L'administration de Donald Trump a confirmé jeudi que les loups ne seraient dorénavant plus une espèce protégée aux Etats-Unis. Elle révoque ainsi une classification en place depuis 1978 après leur quasi-extinction, et ouvrant la voie à ce qu'ils soient davantage chassés.

L'annonce intervient quelques jours avant l'élection présidentielle du 3 novembre, alors que de nombreux élus républicains du Midwest, terre électorale cruciale, réclamaient le retrait du loup de la liste protégée.
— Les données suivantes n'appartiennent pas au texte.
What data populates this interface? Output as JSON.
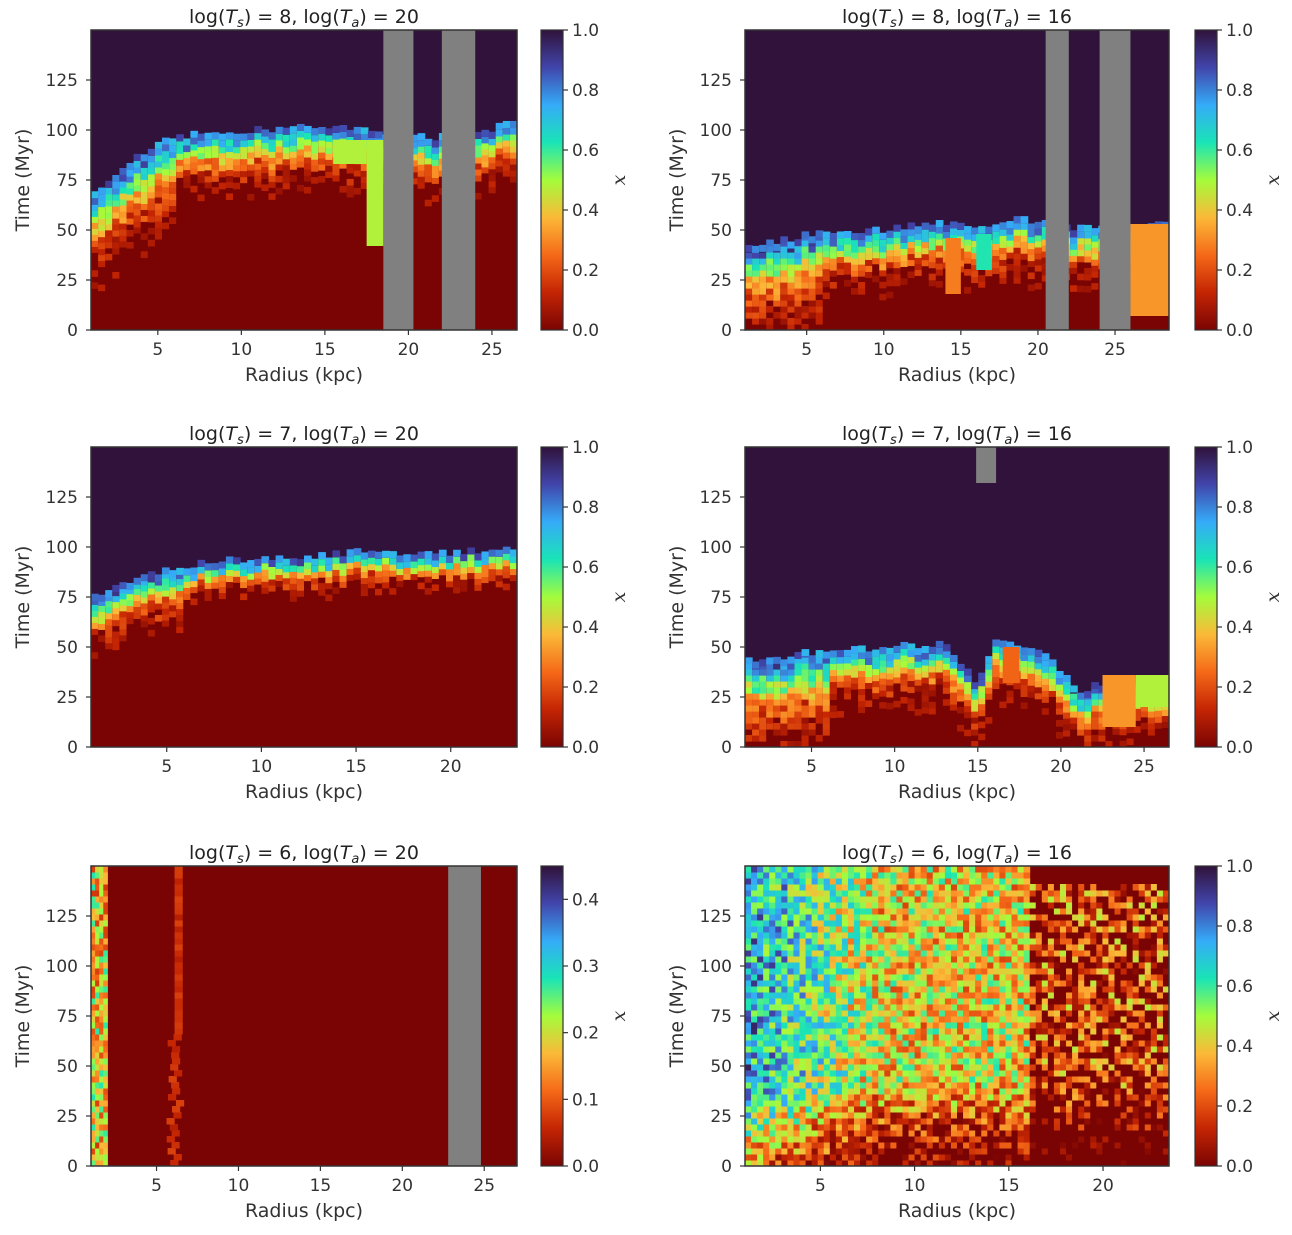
{
  "figure": {
    "colormap_stops": [
      "#7a0403",
      "#c42503",
      "#f56918",
      "#fbb938",
      "#a4fc3c",
      "#1ae4b6",
      "#35abf8",
      "#4145ab",
      "#30123b"
    ],
    "missing_color": "#808080"
  },
  "chart_data": [
    {
      "type": "heatmap",
      "title_parts": {
        "ts_value": "8",
        "ta_value": "20"
      },
      "xlabel": "Radius (kpc)",
      "ylabel": "Time (Myr)",
      "colorbar_label": "x",
      "xlim": [
        1,
        26.5
      ],
      "ylim": [
        0,
        150
      ],
      "xticks": [
        5,
        10,
        15,
        20,
        25
      ],
      "yticks": [
        0,
        25,
        50,
        75,
        100,
        125
      ],
      "clim": [
        0,
        1.0
      ],
      "cticks": [
        "0.0",
        "0.2",
        "0.4",
        "0.6",
        "0.8",
        "1.0"
      ],
      "transition_front_myr": [
        [
          1.5,
          65
        ],
        [
          3,
          80
        ],
        [
          5,
          90
        ],
        [
          8,
          96
        ],
        [
          12,
          97
        ],
        [
          15,
          99
        ],
        [
          17,
          97
        ],
        [
          21,
          93
        ],
        [
          23.5,
          93
        ],
        [
          26.5,
          101
        ]
      ],
      "missing_bands_kpc": [
        [
          18.5,
          20.3
        ],
        [
          22,
          24
        ]
      ],
      "flat_blocks": [
        {
          "x": [
            15.5,
            17.5
          ],
          "y": [
            83,
            95
          ],
          "value": 0.48
        },
        {
          "x": [
            17.5,
            18.5
          ],
          "y": [
            42,
            95
          ],
          "value": 0.48
        }
      ]
    },
    {
      "type": "heatmap",
      "title_parts": {
        "ts_value": "8",
        "ta_value": "16"
      },
      "xlabel": "Radius (kpc)",
      "ylabel": "Time (Myr)",
      "colorbar_label": "x",
      "xlim": [
        1,
        28.5
      ],
      "ylim": [
        0,
        150
      ],
      "xticks": [
        5,
        10,
        15,
        20,
        25
      ],
      "yticks": [
        0,
        25,
        50,
        75,
        100,
        125
      ],
      "clim": [
        0,
        1.0
      ],
      "cticks": [
        "0.0",
        "0.2",
        "0.4",
        "0.6",
        "0.8",
        "1.0"
      ],
      "transition_front_myr": [
        [
          1.5,
          38
        ],
        [
          5,
          44
        ],
        [
          10,
          47
        ],
        [
          13,
          50
        ],
        [
          16,
          48
        ],
        [
          19,
          52
        ],
        [
          22,
          48
        ],
        [
          26.5,
          48
        ],
        [
          28.5,
          52
        ]
      ],
      "missing_bands_kpc": [
        [
          20.5,
          22
        ],
        [
          24,
          26
        ]
      ],
      "flat_blocks": [
        {
          "x": [
            26,
            28.5
          ],
          "y": [
            7,
            53
          ],
          "value": 0.32
        },
        {
          "x": [
            16,
            17
          ],
          "y": [
            30,
            48
          ],
          "value": 0.62
        },
        {
          "x": [
            14,
            15
          ],
          "y": [
            18,
            46
          ],
          "value": 0.28
        }
      ]
    },
    {
      "type": "heatmap",
      "title_parts": {
        "ts_value": "7",
        "ta_value": "20"
      },
      "xlabel": "Radius (kpc)",
      "ylabel": "Time (Myr)",
      "colorbar_label": "x",
      "xlim": [
        1,
        23.5
      ],
      "ylim": [
        0,
        150
      ],
      "xticks": [
        5,
        10,
        15,
        20
      ],
      "yticks": [
        0,
        25,
        50,
        75,
        100,
        125
      ],
      "clim": [
        0,
        1.0
      ],
      "cticks": [
        "0.0",
        "0.2",
        "0.4",
        "0.6",
        "0.8",
        "1.0"
      ],
      "transition_front_myr": [
        [
          1.5,
          72
        ],
        [
          3,
          80
        ],
        [
          5,
          86
        ],
        [
          8,
          90
        ],
        [
          12,
          92
        ],
        [
          16,
          95
        ],
        [
          18,
          93
        ],
        [
          20,
          94
        ],
        [
          23.5,
          97
        ]
      ],
      "missing_bands_kpc": [],
      "flat_blocks": []
    },
    {
      "type": "heatmap",
      "title_parts": {
        "ts_value": "7",
        "ta_value": "16"
      },
      "xlabel": "Radius (kpc)",
      "ylabel": "Time (Myr)",
      "colorbar_label": "x",
      "xlim": [
        1,
        26.5
      ],
      "ylim": [
        0,
        150
      ],
      "xticks": [
        5,
        10,
        15,
        20,
        25
      ],
      "yticks": [
        0,
        25,
        50,
        75,
        100,
        125
      ],
      "clim": [
        0,
        1.0
      ],
      "cticks": [
        "0.0",
        "0.2",
        "0.4",
        "0.6",
        "0.8",
        "1.0"
      ],
      "transition_front_myr": [
        [
          1.5,
          40
        ],
        [
          5,
          44
        ],
        [
          10,
          47
        ],
        [
          13,
          48
        ],
        [
          15,
          28
        ],
        [
          16,
          50
        ],
        [
          19,
          44
        ],
        [
          21,
          24
        ],
        [
          23,
          30
        ],
        [
          26.5,
          30
        ]
      ],
      "missing_bands_kpc": [],
      "missing_blocks": [
        {
          "x": [
            14.9,
            16.1
          ],
          "y": [
            132,
            150
          ]
        }
      ],
      "flat_blocks": [
        {
          "x": [
            22.5,
            24.5
          ],
          "y": [
            10,
            36
          ],
          "value": 0.32
        },
        {
          "x": [
            24.5,
            26.5
          ],
          "y": [
            20,
            36
          ],
          "value": 0.48
        },
        {
          "x": [
            16.5,
            17.5
          ],
          "y": [
            32,
            50
          ],
          "value": 0.24
        }
      ]
    },
    {
      "type": "heatmap",
      "title_parts": {
        "ts_value": "6",
        "ta_value": "20"
      },
      "xlabel": "Radius (kpc)",
      "ylabel": "Time (Myr)",
      "colorbar_label": "x",
      "xlim": [
        1,
        27
      ],
      "ylim": [
        0,
        150
      ],
      "xticks": [
        5,
        10,
        15,
        20,
        25
      ],
      "yticks": [
        0,
        25,
        50,
        75,
        100,
        125
      ],
      "clim": [
        0,
        0.45
      ],
      "cticks": [
        "0.0",
        "0.1",
        "0.2",
        "0.3",
        "0.4"
      ],
      "missing_bands_kpc": [
        [
          22.8,
          24.8
        ]
      ],
      "flat_blocks": []
    },
    {
      "type": "heatmap",
      "title_parts": {
        "ts_value": "6",
        "ta_value": "16"
      },
      "xlabel": "Radius (kpc)",
      "ylabel": "Time (Myr)",
      "colorbar_label": "x",
      "xlim": [
        1,
        23.5
      ],
      "ylim": [
        0,
        150
      ],
      "xticks": [
        5,
        10,
        15,
        20
      ],
      "yticks": [
        0,
        25,
        50,
        75,
        100,
        125
      ],
      "clim": [
        0,
        1.0
      ],
      "cticks": [
        "0.0",
        "0.2",
        "0.4",
        "0.6",
        "0.8",
        "1.0"
      ],
      "missing_bands_kpc": [],
      "flat_blocks": []
    }
  ]
}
"Après plus de 45 ans sous un statut d'espèce protégée, le loup gris a excédé tous les objectifs de préservation en vue de son rétablissement", a déclaré le secrétaire à l'Intérieur David Bernhardt (les premières protections ont commencé en 1974).

La population de loups (Canis lupus) aux Etats-Unis (hors Alaska et Hawaï) est remontée à 6.000, selon le département de l'Intérieur, contre moins de 1.000 en 1967.

Le loup s'est redéveloppé dans la région des Rocheuses et a commencé à revenir dans l'Ouest. Sous la présidence de Barack Obama, il avait déjà perdu son statut protégé dans l'Idaho et le Montana.

Il reviendra désormais aux Etats de décider comment gérer les populations de loups, en autorisant ou non la chasse et les pièges. La mesure était réclamée par des éleveurs. Seul le "loup mexicain", présent dans le Sud-Ouest, restera protégé au niveau fédéral.

La communauté scientifique et un grand nombre d'élus, de citoyens et de militants s'opposaient à la révocation, car le loup n'a pas encore regagné tout son habitat historique.

L'ONG Earthjustice a promis de contester la décision en justice, accusant l'agence fédérale chargée de la protection des animaux de ne pas avoir suivi les procédures scientifiques normales.

"Choquée et attristée" par la décision de l'US Fish and Wildlife Service, Jane Goodall, célèbre avocate des animaux et spécialiste des primates, a expliqué que les loups ne pourraient plus étendre leurs territoires en raison de la chasse et des pièges.

"Les loups ont la même conscience, les mêmes émotions et la même intelligence que les chiens, voire plus", a dit Jane Goodall dans une vidéo. "Comment réagiriez-vous si votre chien était abattu pour que quelqu'un accroche sa tête sur un mur?"

Treize espèces ont perdu leur statut protégé depuis 2017 sous l'administration Trump. La liste inclut une chauve-souris, un gecko ou encore un campagnol.

Le célèbre rapace "bald eagle" (pygargue à tête blanche), animal symbole des Etats-Unis, a été retiré de la liste protégée en 2007.